Cells with NA are not considered when calculating
microstates.
For example, three microstates are possible for the above case:
The common (base 10) logarithm of 3 is equal to 0.477121.
get_boltzmann(win_2, method = "hierarchy")
#> [1] 0.6361617
The generalized (resampled) version of this window is 2.
The third window has two combinations. The common logarithm of 2 is
equal to 0.30103.
get_boltzmann(win_3, method = "hierarchy")
#> [1] 0.60206
The generalized (resampled) version of this window is also 2.
The fourth window has only one microstate, therefore its common
logarithm equals to 0.
get_boltzmann(win_4, method = "hierarchy")
#> [1] 0
The generalized (resampled) version of this window is the same as
only existing value - 1.
Finally, the last window consists of four missing values. In these
cases, the configurational entropy is zero.

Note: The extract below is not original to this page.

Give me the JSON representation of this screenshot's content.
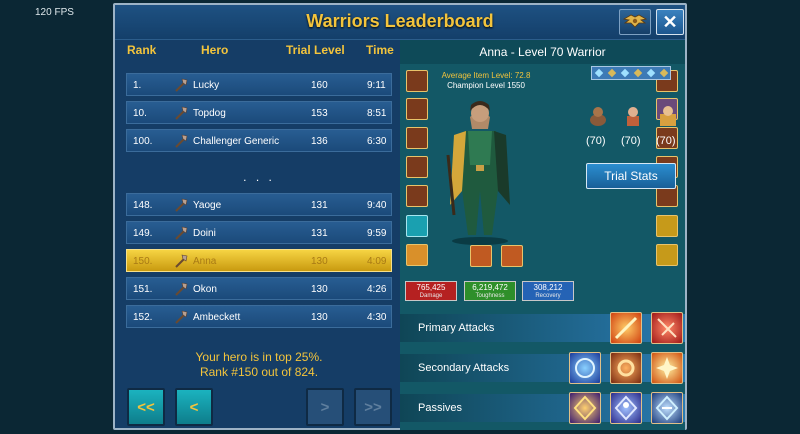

get_boltzmann(win_5, method = "hierarchy")
#> [1] NaN
Importantly, the generalized version of this window is represented by
NA.
References
- Gao, Peichao, Hong Zhang, and Zhilin Li. “An efficient analytical
method for computing the Boltzmann entropy of a landscape gradient.”
Transactions in GIS (2018).
- Gao, Peichao, Hong Zhang, and Zhilin Li. “A hierarchy-based solution
to calculate the configurational entropy of landscape gradients.”
Landscape Ecology 32(6) (2017): 1133-1146.